İlk derece mahkemesi, kadının zina sebebine dayalı davası olmadığı ve zina sebebiyle karar verilmesine ilişkin ıslah dilekçesinin sözlü yargılama aşamasında verildiği, kadının münhasıran evlilik birliğinin sarsılması (TMK m. 166/1) sebebine dayalı boşanma davası açtığı gerekçesiyle kadının davasının TMK m. 166/1 uyarınca kabulüne hükmetmiştir. Hukuk Muhakemeleri Kanunu’nun “Tahkikatın sona ermesi” başlıklı 184. maddesinde hâkimin tarafların iddia ve savunmalarıyla toplanan delilleri inceledikten sonra, duruşmada hazır bulunan taraflara tahkikatın tümü hakkında açıklama yapabilmeleri için söz vereceğini ve tarafların tahkikatın tümü hakkındaki açıklamalarından sonra, tahkikatı gerektiren bir husus kalmadığını görürse, tahkikatın bittiğini taraflara tefhim edeceğini düzenlemiştir. 18.02.2021 tarihli celsede davalı-karşı davacı kadın vekilinin süre verilmesi isteminde bulunarak tahkikatın tümü hakkında açıklama yapmadığı, mahkemece davalı-karşı davacı kadın vekilinin süre istemi konusunda olumlu olumsuz bir karar vermeden tahkikat aşaması sonlandırılarak sözlü yargılama aşamasına geçildiği ve sözlü yargılama ve hüküm için duruşma günü verilmesine karar verildiği görülmektedir. Bu durumda, davalı-karşı davacı kadın vekilinin henüz tahkikatın tümü hakkında hakkında açıklama yapmadığı nazara alındığında tahkikat aşamasının bittiğinden söz etmek mümkün değildir. O halde davalı-karşı davacı kadın vekilinin 01.03.2021 tarihli ıslah dilekçesinin süresinde olduğunun kabulü gerekir.
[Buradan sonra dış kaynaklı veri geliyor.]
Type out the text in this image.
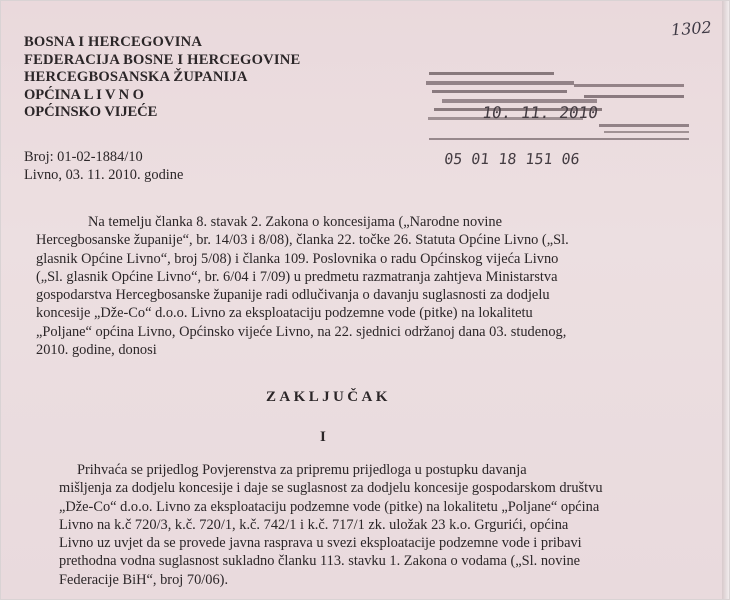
1302
BOSNA I HERCEGOVINA
FEDERACIJA BOSNE I HERCEGOVINE
HERCEGBOSANSKA ŽUPANIJA
OPĆINA L I V N O
OPĆINSKO VIJEĆE
Broj: 01-02-1884/10
Livno, 03. 11. 2010. godine
10. 11. 2010
05 01 18 151 06
Na temelju članka 8. stavak 2. Zakona o koncesijama („Narodne novine
Hercegbosanske županije“, br. 14/03 i 8/08), članka 22. točke 26. Statuta Općine Livno („Sl.
glasnik Općine Livno“, broj 5/08) i članka 109. Poslovnika o radu Općinskog vijeća Livno
(„Sl. glasnik Općine Livno“, br. 6/04 i 7/09) u predmetu razmatranja zahtjeva Ministarstva
gospodarstva Hercegbosanske županije radi odlučivanja o davanju suglasnosti za dodjelu
koncesije „Dže-Co“ d.o.o. Livno za eksploataciju podzemne vode (pitke) na lokalitetu
„Poljane“ općina Livno, Općinsko vijeće Livno, na 22. sjednici održanoj dana 03. studenog,
2010. godine, donosi
ZAKLJUČAK
I
Prihvaća se prijedlog Povjerenstva za pripremu prijedloga u postupku davanja
mišljenja za dodjelu koncesije i daje se suglasnost za dodjelu koncesije gospodarskom društvu
„Dže-Co“ d.o.o. Livno za eksploataciju podzemne vode (pitke) na lokalitetu „Poljane“ općina
Livno na k.č 720/3, k.č. 720/1, k.č. 742/1 i k.č. 717/1 zk. uložak 23 k.o. Grgurići, općina
Livno uz uvjet da se provede javna rasprava u svezi eksploatacije podzemne vode i pribavi
prethodna vodna suglasnost sukladno članku 113. stavku 1. Zakona o vodama („Sl. novine
Federacije BiH“, broj 70/06).
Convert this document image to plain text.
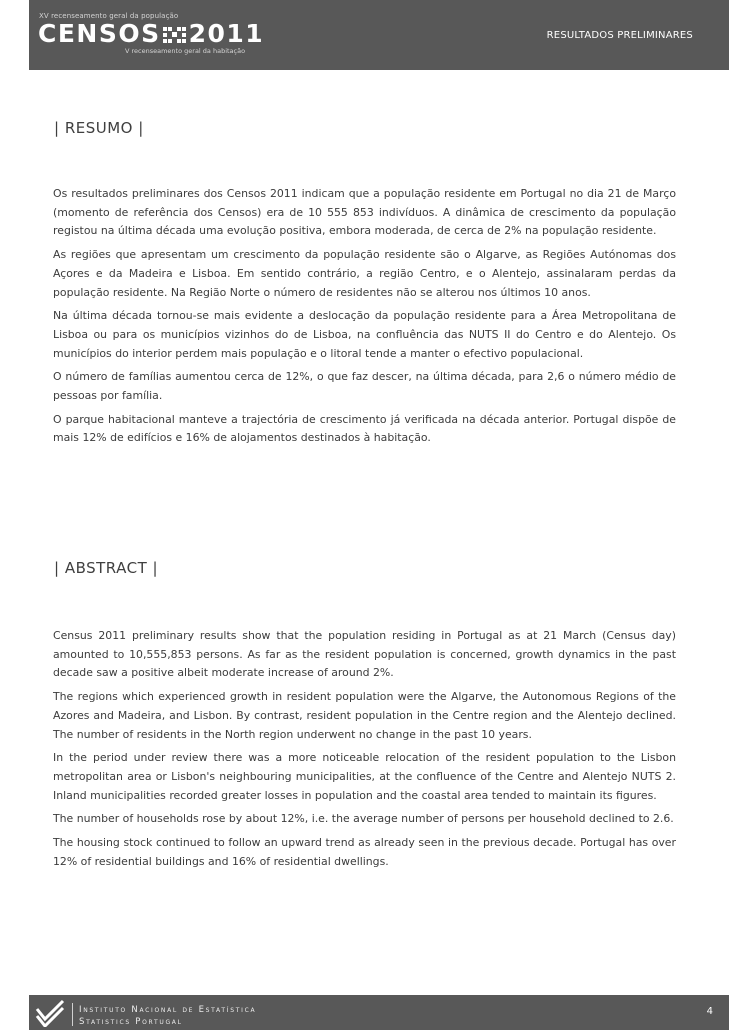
XV recenseamento geral da população
CENSOS 2011
V recenseamento geral da habitação
RESULTADOS PRELIMINARES
| RESUMO |

Os resultados preliminares dos Censos 2011 indicam que a população residente em Portugal no dia 21 de Março (momento de referência dos Censos) era de 10 555 853 indivíduos. A dinâmica de crescimento da população registou na última década uma evolução positiva, embora moderada, de cerca de 2% na população residente.

As regiões que apresentam um crescimento da população residente são o Algarve, as Regiões Autónomas dos Açores e da Madeira e Lisboa. Em sentido contrário, a região Centro, e o Alentejo, assinalaram perdas da população residente. Na Região Norte o número de residentes não se alterou nos últimos 10 anos.

Na última década tornou-se mais evidente a deslocação da população residente para a Área Metropolitana de Lisboa ou para os municípios vizinhos do de Lisboa, na confluência das NUTS II do Centro e do Alentejo. Os municípios do interior perdem mais população e o litoral tende a manter o efectivo populacional.

O número de famílias aumentou cerca de 12%, o que faz descer, na última década, para 2,6 o número médio de pessoas por família.

O parque habitacional manteve a trajectória de crescimento já verificada na década anterior. Portugal dispõe de mais 12% de edifícios e 16% de alojamentos destinados à habitação.

| ABSTRACT |

Census 2011 preliminary results show that the population residing in Portugal as at 21 March (Census day) amounted to 10,555,853 persons. As far as the resident population is concerned, growth dynamics in the past decade saw a positive albeit moderate increase of around 2%.

The regions which experienced growth in resident population were the Algarve, the Autonomous Regions of the Azores and Madeira, and Lisbon. By contrast, resident population in the Centre region and the Alentejo declined. The number of residents in the North region underwent no change in the past 10 years.

In the period under review there was a more noticeable relocation of the resident population to the Lisbon metropolitan area or Lisbon's neighbouring municipalities, at the confluence of the Centre and Alentejo NUTS 2. Inland municipalities recorded greater losses in population and the coastal area tended to maintain its figures.

The number of households rose by about 12%, i.e. the average number of persons per household declined to 2.6.

The housing stock continued to follow an upward trend as already seen in the previous decade. Portugal has over 12% of residential buildings and 16% of residential dwellings.

Instituto Nacional de Estatística
Statistics Portugal
4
Gerçekleşen bu durum karşısında davalı-karşı davacı kadının dilekçelerin karşılıklı verilmesi aşamasında usulüne uygun olarak zina sebebiyle boşanma kararı verilmesini de talep ettiği ve akabinde süresinde sunduğu ıslah dilekçesinde terditli olarak zina(TMK m. 161); olmadığı takdirde evlilik birliğinin sarsılması sebeplerine (TMK m. 166/1) dayalı olarak boşanma talep ettiği dikkate alınarak davalı-karşı davacı kadının öncelikle Türk Medeni Kanunu’nun 161. maddesindeki zina sebebine dayalı boşanma talebi hakkında olumlu ya da olumsuz bir hüküm kurulması gerekirken yazılı şekilde hüküm tesis edilmesi doğru olmayıp bozmayı gerektirmiştir.
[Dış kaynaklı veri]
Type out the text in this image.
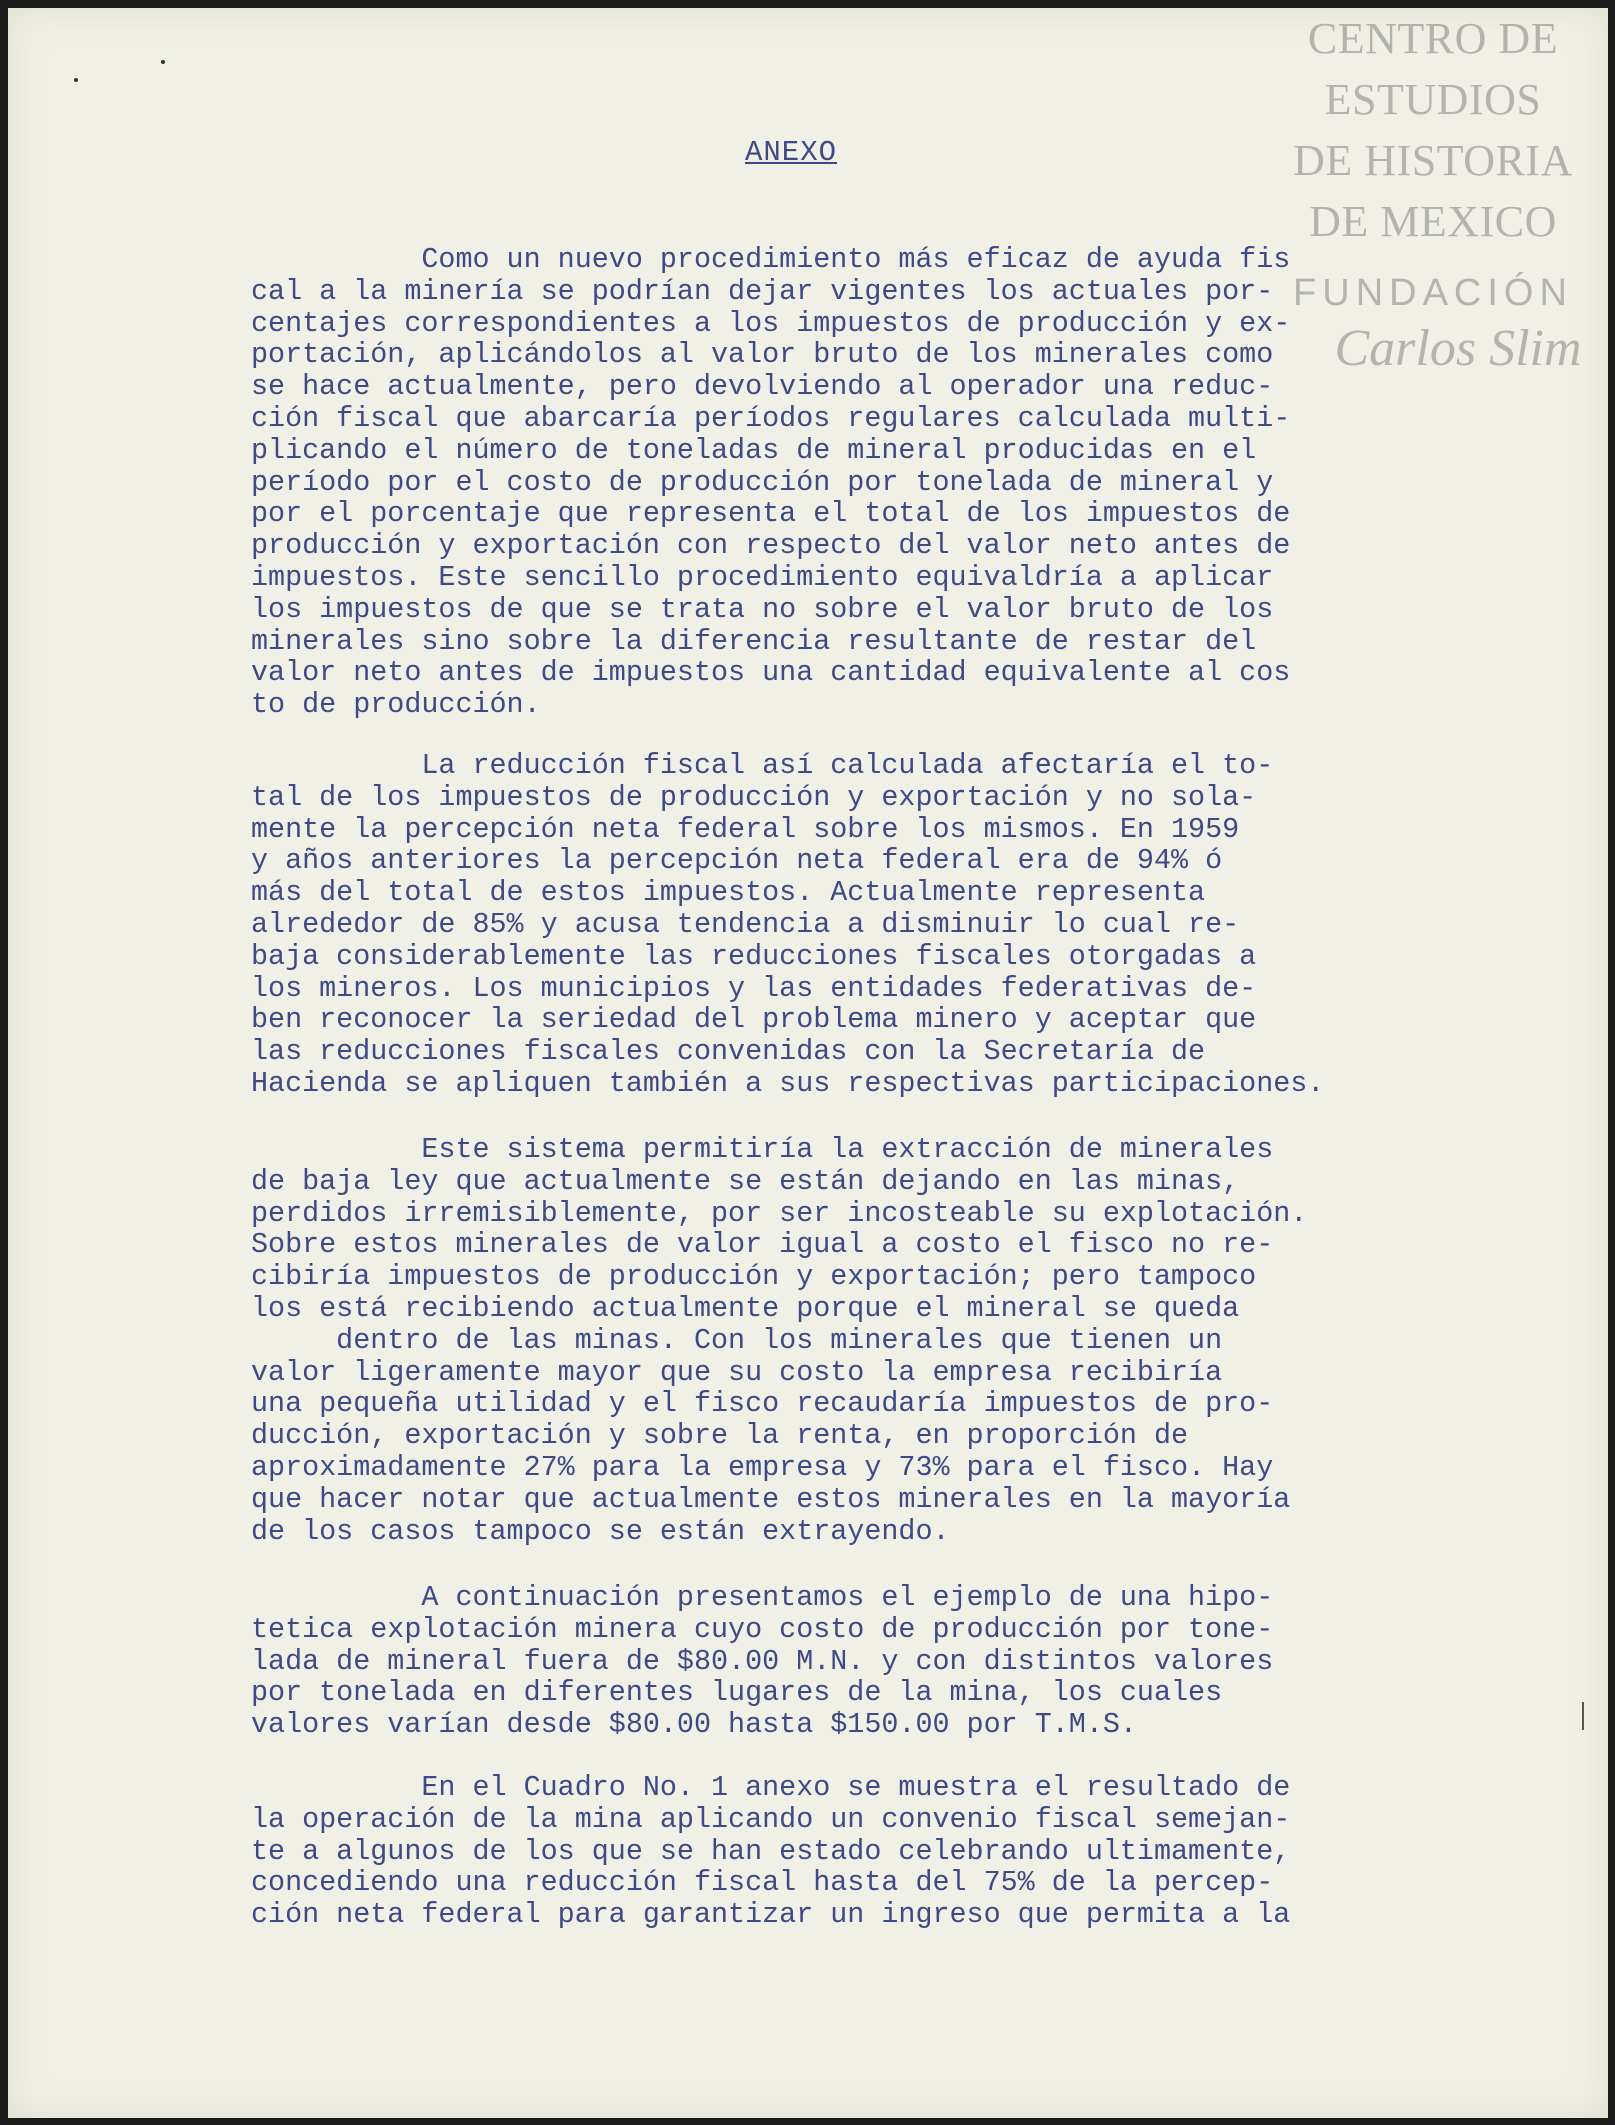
CENTRO DE
ESTUDIOS
DE HISTORIA
DE MEXICO
FUNDACIÓN
Carlos Slim
ANEXO
Como un nuevo procedimiento más eficaz de ayuda fis
cal a la minería se podrían dejar vigentes los actuales por-
centajes correspondientes a los impuestos de producción y ex-
portación, aplicándolos al valor bruto de los minerales como
se hace actualmente, pero devolviendo al operador una reduc-
ción fiscal que abarcaría períodos regulares calculada multi-
plicando el número de toneladas de mineral producidas en el
período por el costo de producción por tonelada de mineral y
por el porcentaje que representa el total de los impuestos de
producción y exportación con respecto del valor neto antes de
impuestos. Este sencillo procedimiento equivaldría a aplicar
los impuestos de que se trata no sobre el valor bruto de los
minerales sino sobre la diferencia resultante de restar del
valor neto antes de impuestos una cantidad equivalente al cos
to de producción.
La reducción fiscal así calculada afectaría el to-
tal de los impuestos de producción y exportación y no sola-
mente la percepción neta federal sobre los mismos. En 1959
y años anteriores la percepción neta federal era de 94% ó
más del total de estos impuestos. Actualmente representa
alrededor de 85% y acusa tendencia a disminuir lo cual re-
baja considerablemente las reducciones fiscales otorgadas a
los mineros. Los municipios y las entidades federativas de-
ben reconocer la seriedad del problema minero y aceptar que
las reducciones fiscales convenidas con la Secretaría de
Hacienda se apliquen también a sus respectivas participaciones.
Este sistema permitiría la extracción de minerales
de baja ley que actualmente se están dejando en las minas,
perdidos irremisiblemente, por ser incosteable su explotación.
Sobre estos minerales de valor igual a costo el fisco no re-
cibiría impuestos de producción y exportación; pero tampoco
los está recibiendo actualmente porque el mineral se queda
dentro de las minas. Con los minerales que tienen un
valor ligeramente mayor que su costo la empresa recibiría
una pequeña utilidad y el fisco recaudaría impuestos de pro-
ducción, exportación y sobre la renta, en proporción de
aproximadamente 27% para la empresa y 73% para el fisco. Hay
que hacer notar que actualmente estos minerales en la mayoría
de los casos tampoco se están extrayendo.
A continuación presentamos el ejemplo de una hipo-
tetica explotación minera cuyo costo de producción por tone-
lada de mineral fuera de $80.00 M.N. y con distintos valores
por tonelada en diferentes lugares de la mina, los cuales
valores varían desde $80.00 hasta $150.00 por T.M.S.
En el Cuadro No. 1 anexo se muestra el resultado de
la operación de la mina aplicando un convenio fiscal semejan-
te a algunos de los que se han estado celebrando ultimamente,
concediendo una reducción fiscal hasta del 75% de la percep-
ción neta federal para garantizar un ingreso que permita a la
SONUÇ: Yukarıda gösterilen sebeple temyiz edilen bölge adliye mahkemesi hukuk dairesinin esastan ret kararının KALDIRILMASINA, ilk derece mahkemesi kararının BOZULMASINA, bozma sebebine göre yeniden hüküm kurulması zorunlu hale gelen taraflarca karşılıklı olarak açılan boşanma davalarına ve boşanmanın ferilerine yönelik diğer temyiz itirazlarının şimdilik incelenmesine yer olmadığına, duruşma için takdir olunan 3.050 TL vekâlet ücretinin Mustafa’dan alınarak Ayşe’ye verilmesine, temyiz peşin harcın istek halinde yatırana geri verilmesine, dosyanın ilk derece mahkemesine, karardan bir örneğinin ilgili bölge adliye mahkemesi hukuk dairesine gönderilmesine oy birliğiyle karar verildi. 10.11.2021 (Çrş.)